Пролетели целые столетия… Некоторые города смогли избавиться от бремени и начали жить счастливо, а другим не повезло – они запутались. Появились даже целые списки городов, которые вымерли. Но одно из поселений – Кланберг все еще осталось на пути к решению, у него в распоряжении последний год, решающий всю судьбу населения. Последняя попытка, последний шанс. Права на ошибку нет! Либо счастливая жизнь, либо мгновенная смерть. Одиннадцатого марта тысяча девятьсот пятьдесят третьего года ровно в десять часов и сорок шесть минут вечера по отсчёту планеты Горбен всё решится.

Бремя Кланберга было следующим. В центре города стоял огромный сосуд объёмом в двадцать пять литров, который нужно было до краёв наполнить человеческими слезами.

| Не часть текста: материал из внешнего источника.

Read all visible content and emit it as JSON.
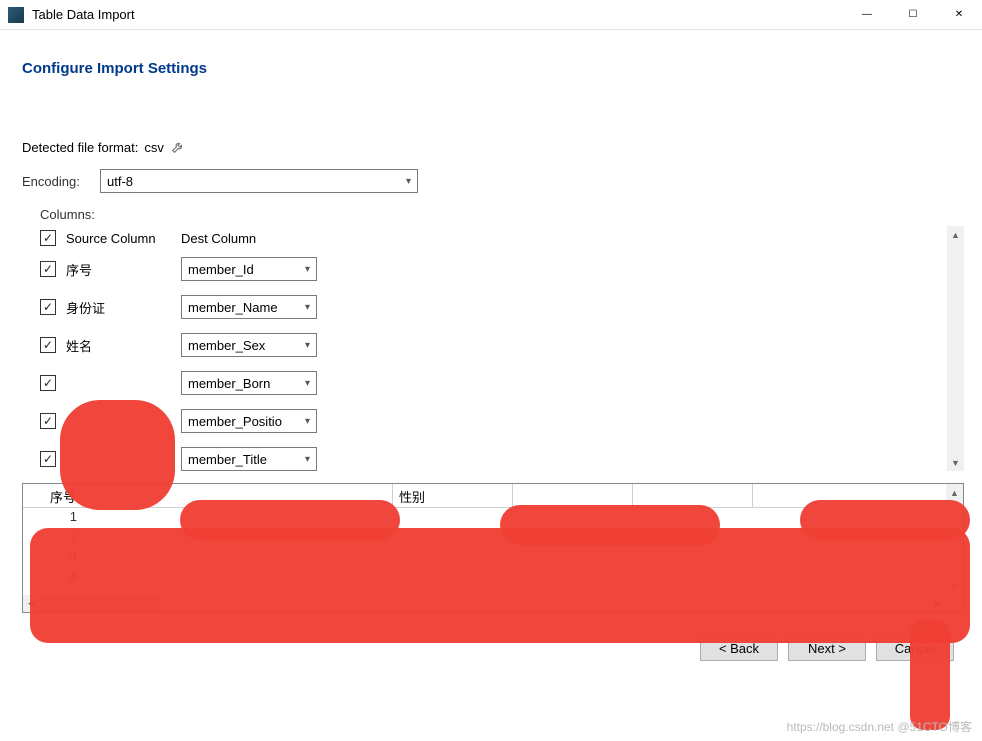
{
  "window": {
    "title": "Table Data Import",
    "minimize": "—",
    "maximize": "☐",
    "close": "✕"
  },
  "heading": "Configure Import Settings",
  "detected": {
    "label": "Detected file format:",
    "value": "csv"
  },
  "encoding": {
    "label": "Encoding:",
    "value": "utf-8"
  },
  "columns": {
    "label": "Columns:",
    "header_src": "Source Column",
    "header_dest": "Dest Column",
    "rows": [
      {
        "checked": true,
        "source": "序号",
        "dest": "member_Id"
      },
      {
        "checked": true,
        "source": "身份证",
        "dest": "member_Name"
      },
      {
        "checked": true,
        "source": "姓名",
        "dest": "member_Sex"
      },
      {
        "checked": true,
        "source": "",
        "dest": "member_Born"
      },
      {
        "checked": true,
        "source": "",
        "dest": "member_Positio"
      },
      {
        "checked": true,
        "source": "",
        "dest": "member_Title"
      }
    ]
  },
  "preview": {
    "headers": [
      "序号",
      "",
      "性别",
      "",
      ""
    ],
    "rows": [
      [
        "1",
        "",
        "",
        "",
        ""
      ],
      [
        "2",
        "",
        "",
        "",
        ""
      ],
      [
        "3",
        "",
        "",
        "",
        ""
      ],
      [
        "4",
        "",
        "",
        "",
        ""
      ]
    ]
  },
  "buttons": {
    "back": "< Back",
    "next": "Next >",
    "cancel": "Cancel"
  },
  "watermark": "https://blog.csdn.net @51CTO博客"
}
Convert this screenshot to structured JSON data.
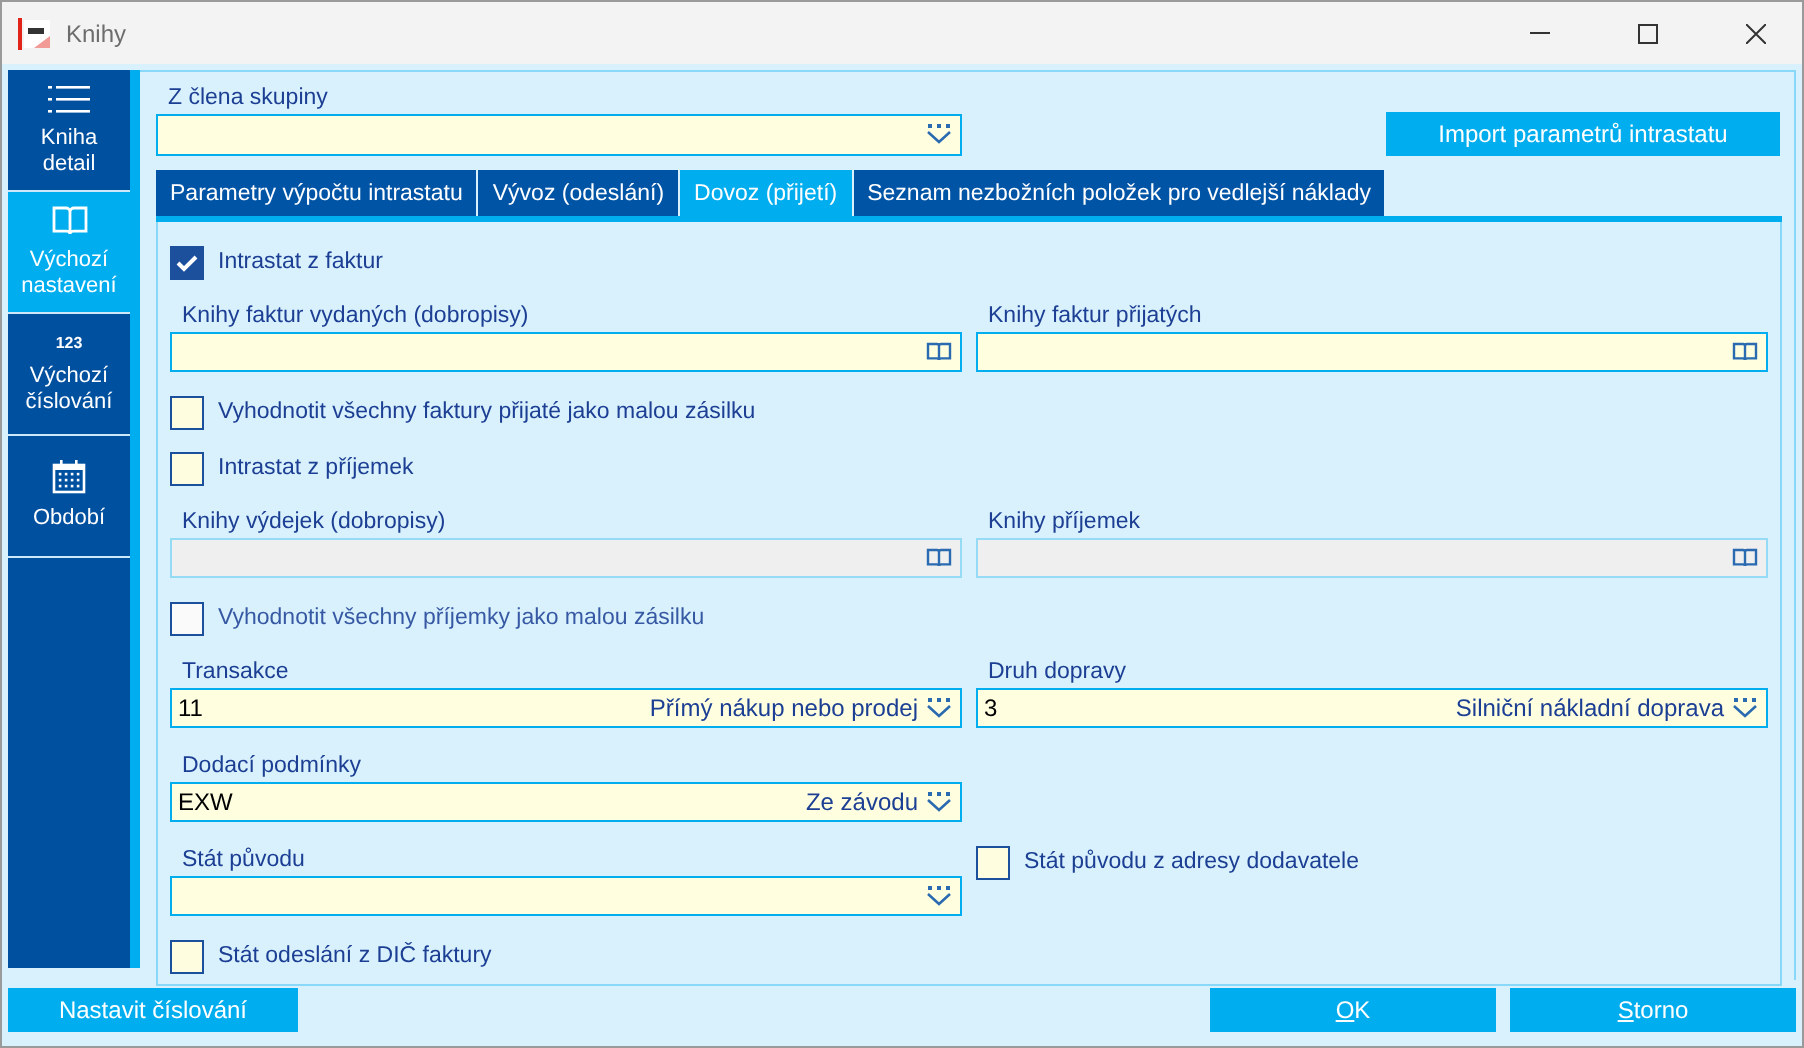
{
  "window": {
    "title": "Knihy"
  },
  "sidebar": {
    "items": [
      {
        "label": "Kniha detail",
        "kind": "menu",
        "selected": false
      },
      {
        "label": "Výchozí nastavení",
        "kind": "book",
        "selected": true
      },
      {
        "label": "Výchozí číslování",
        "kind": "numbers",
        "icon_text": "123",
        "selected": false
      },
      {
        "label": "Období",
        "kind": "calendar",
        "selected": false
      }
    ]
  },
  "group_member": {
    "label": "Z člena skupiny",
    "kind": "dropdown-field"
  },
  "import_button": "Import parametrů intrastatu",
  "tabs": [
    {
      "label": "Parametry výpočtu intrastatu",
      "selected": false
    },
    {
      "label": "Vývoz (odeslání)",
      "selected": false
    },
    {
      "label": "Dovoz (přijetí)",
      "selected": true
    },
    {
      "label": "Seznam nezbožních položek pro vedlejší náklady",
      "selected": false
    }
  ],
  "rows": [
    {
      "left": {
        "kind": "checkbox",
        "label": "Intrastat z faktur",
        "checked": true
      }
    },
    {
      "left": {
        "kind": "lookup-field",
        "label": "Knihy faktur vydaných (dobropisy)",
        "disabled": false
      },
      "right": {
        "kind": "lookup-field",
        "label": "Knihy faktur přijatých",
        "disabled": false
      }
    },
    {
      "left": {
        "kind": "checkbox",
        "label": "Vyhodnotit všechny faktury přijaté jako malou zásilku",
        "checked": false,
        "disabled": false
      }
    },
    {
      "left": {
        "kind": "checkbox",
        "label": "Intrastat z příjemek",
        "checked": false,
        "disabled": false
      }
    },
    {
      "left": {
        "kind": "lookup-field",
        "label": "Knihy výdejek (dobropisy)",
        "disabled": true
      },
      "right": {
        "kind": "lookup-field",
        "label": "Knihy příjemek",
        "disabled": true
      }
    },
    {
      "left": {
        "kind": "checkbox",
        "label": "Vyhodnotit všechny příjemky jako malou zásilku",
        "checked": false,
        "disabled": true
      }
    },
    {
      "left": {
        "kind": "dropdown-field",
        "label": "Transakce",
        "value": "11",
        "description": "Přímý nákup nebo prodej",
        "disabled": false
      },
      "right": {
        "kind": "dropdown-field",
        "label": "Druh dopravy",
        "value": "3",
        "description": "Silniční nákladní doprava",
        "disabled": false
      }
    },
    {
      "left": {
        "kind": "dropdown-field",
        "label": "Dodací podmínky",
        "value": "EXW",
        "description": "Ze závodu",
        "disabled": false
      }
    },
    {
      "left": {
        "kind": "dropdown-field",
        "label": "Stát původu",
        "disabled": false
      },
      "right": {
        "kind": "checkbox",
        "label": "Stát původu z adresy dodavatele",
        "checked": false,
        "disabled": false
      }
    },
    {
      "left": {
        "kind": "checkbox",
        "label": "Stát odeslání z DIČ faktury",
        "checked": false,
        "disabled": false
      }
    }
  ],
  "footer": {
    "left_button": {
      "label": "Nastavit číslování"
    },
    "buttons": [
      {
        "label": "OK",
        "underline_first": true
      },
      {
        "label": "Storno",
        "underline_first": true
      }
    ]
  }
}
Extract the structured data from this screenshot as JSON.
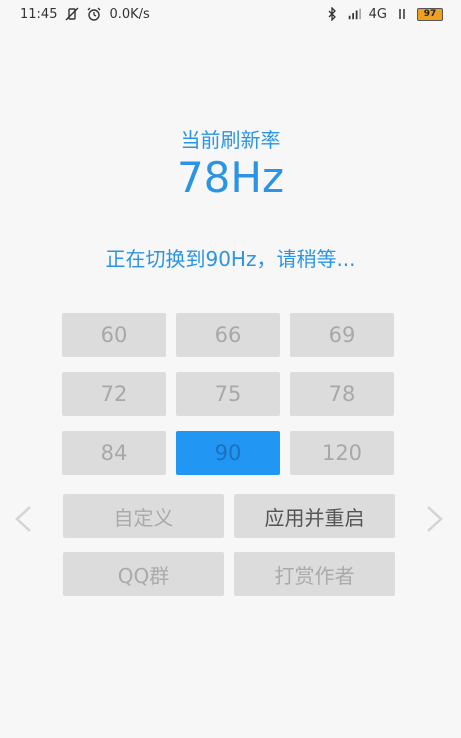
{
  "status_bar": {
    "time": "11:45",
    "speed": "0.0K/s",
    "network": "4G",
    "battery": "97"
  },
  "header": {
    "title": "当前刷新率",
    "current_rate": "78Hz",
    "status": "正在切换到90Hz，请稍等..."
  },
  "rates": [
    {
      "label": "60"
    },
    {
      "label": "66"
    },
    {
      "label": "69"
    },
    {
      "label": "72"
    },
    {
      "label": "75"
    },
    {
      "label": "78"
    },
    {
      "label": "84"
    },
    {
      "label": "90",
      "selected": true
    },
    {
      "label": "120"
    }
  ],
  "actions": {
    "custom": "自定义",
    "apply_restart": "应用并重启",
    "qq_group": "QQ群",
    "donate": "打赏作者"
  },
  "colors": {
    "accent": "#2b95e3",
    "selected": "#2196f3",
    "button_bg": "#dcdcdc"
  }
}
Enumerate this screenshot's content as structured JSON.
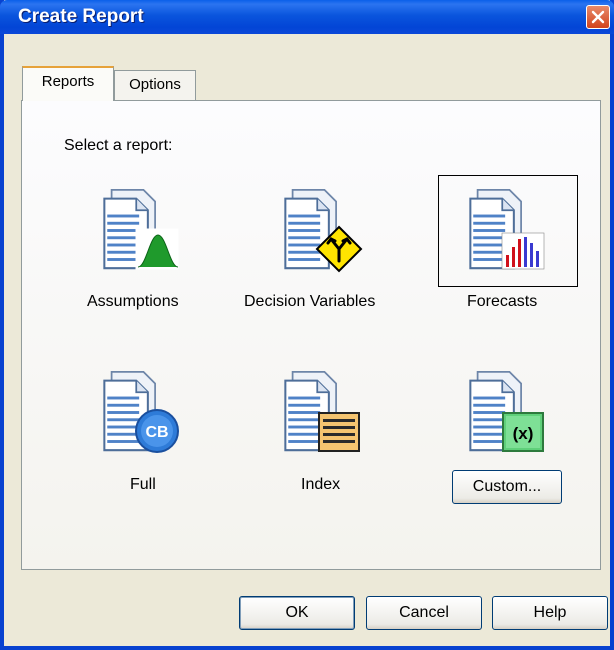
{
  "window": {
    "title": "Create Report"
  },
  "tabs": [
    {
      "label": "Reports",
      "active": true
    },
    {
      "label": "Options",
      "active": false
    }
  ],
  "prompt": "Select a report:",
  "reports": [
    {
      "label": "Assumptions",
      "icon": "assumptions-report-icon"
    },
    {
      "label": "Decision Variables",
      "icon": "decision-variables-report-icon"
    },
    {
      "label": "Forecasts",
      "icon": "forecasts-report-icon",
      "selected": true
    },
    {
      "label": "Full",
      "icon": "full-report-icon",
      "badge": "CB"
    },
    {
      "label": "Index",
      "icon": "index-report-icon"
    },
    {
      "label": "Custom...",
      "icon": "custom-report-icon",
      "badge": "(x)"
    }
  ],
  "buttons": {
    "ok": "OK",
    "cancel": "Cancel",
    "help": "Help"
  }
}
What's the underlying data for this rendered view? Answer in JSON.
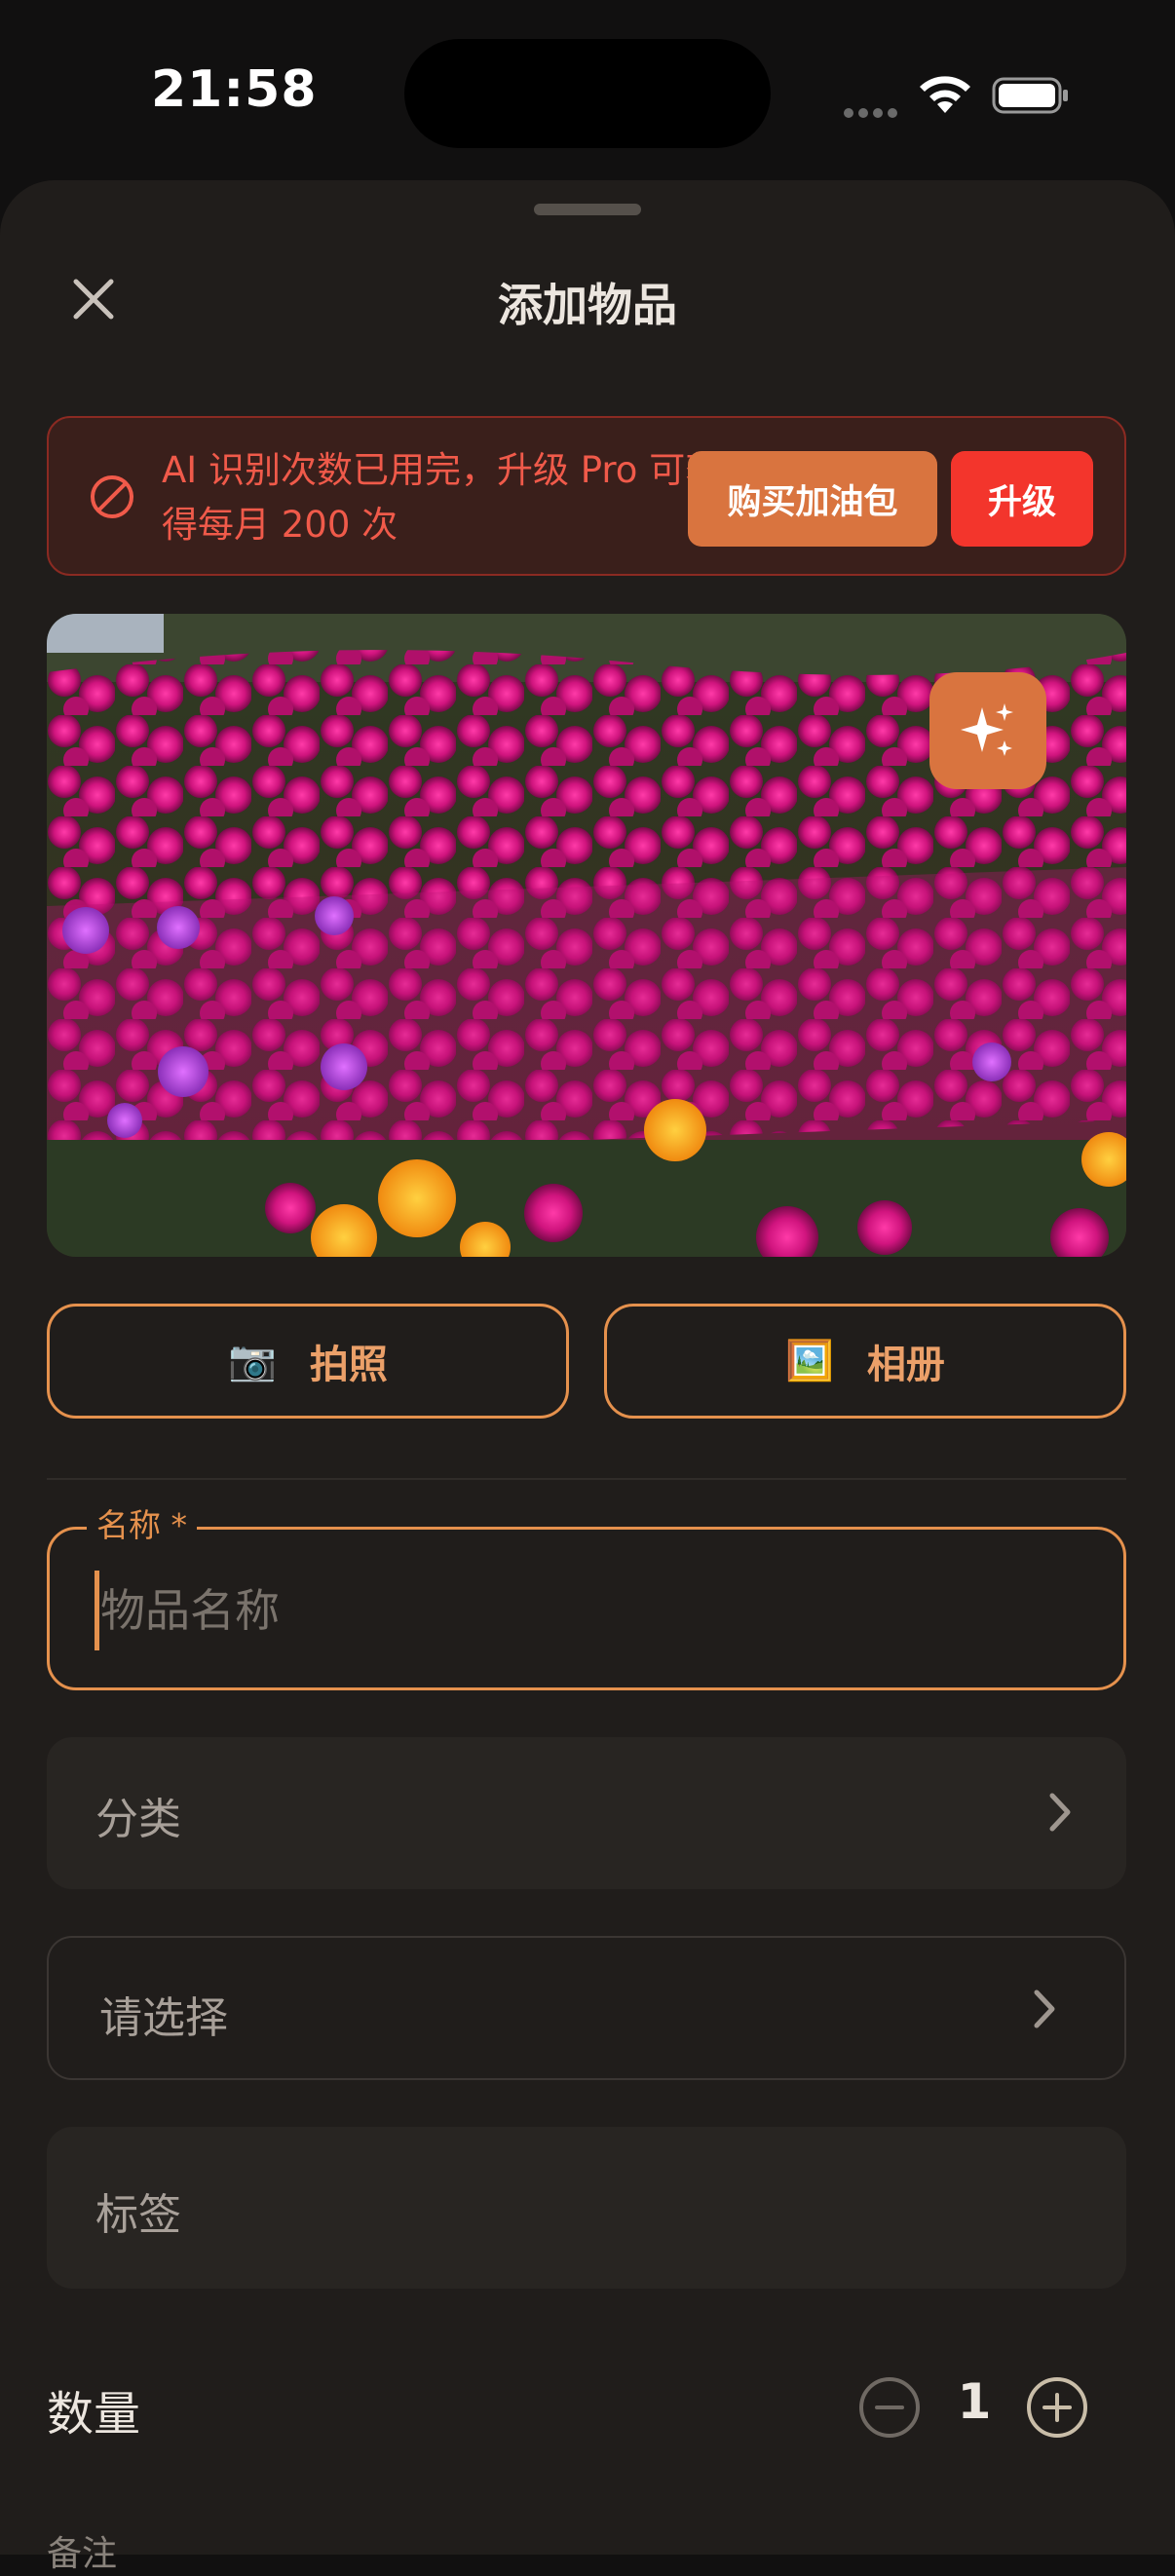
{
  "status_bar": {
    "time": "21:58",
    "icons": [
      "signal-icon",
      "wifi-icon",
      "battery-icon"
    ]
  },
  "sheet": {
    "title": "添加物品",
    "close_icon": "close-icon"
  },
  "banner": {
    "icon": "prohibited-icon",
    "message": "AI 识别次数已用完，升级 Pro 可获得每月 200 次",
    "buy_label": "购买加油包",
    "upgrade_label": "升级"
  },
  "photo": {
    "ai_icon": "sparkles-icon"
  },
  "source_buttons": {
    "camera": {
      "icon": "📷",
      "label": "拍照"
    },
    "album": {
      "icon": "🖼️",
      "label": "相册"
    }
  },
  "form": {
    "name": {
      "label": "名称 *",
      "value": "",
      "placeholder": "物品名称"
    },
    "category": {
      "label": "分类"
    },
    "select": {
      "label": "请选择"
    },
    "tags": {
      "label": "标签"
    },
    "quantity": {
      "label": "数量",
      "value": "1"
    },
    "notes": {
      "label": "备注"
    }
  },
  "colors": {
    "accent": "#e5914d",
    "danger": "#f3352c",
    "background": "#201d1b"
  }
}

Когда в тридцатом году это испытание было озвучено, наступили выборы. Населению нужно было найти мудрого и разумного правителя, который смог бы выбрать верный ответ из тех, что были предложены. Королём стал Георгий Ривьер. Это был довольно высокий, худощавый мужчина, вечно прячущий свою фигуру в складках объёмного чёрного плаща. Его костюм венчали такого же цвета перчатки и шляпа с широкими полями. Такой стиль одежды создавал для него образ загадочного детектива из книг, которые стали особенно популярны в тысяча девятьсот пятидесятых. Молодые девицы голосовали за него из-за чарующей внешности, проницательного взгляда и вселяющего уверенность баритона. Мужчин и тех, кто постарше убедила его твёрдая и одновременно, как потом стало ясно, неестественно изысканная, жеманная речь. Но, со временем бесконечные бессонные ночи, усталость и тревога стёрли былой шарм. Взгляд когда-то юного парня потух, голос стал более хриплым и приобрёл жёсткость, в ранее глубоких каштановых волосах начала проблёскивать седина. Несмотря на всё же неизменившийся стиль, о той загадочности не могло быть и речи. Неизменным остался только характер. Чёткость действий, суровость правил и распорядков, жуткий перфекционизм – вот как его можно охарактеризовать.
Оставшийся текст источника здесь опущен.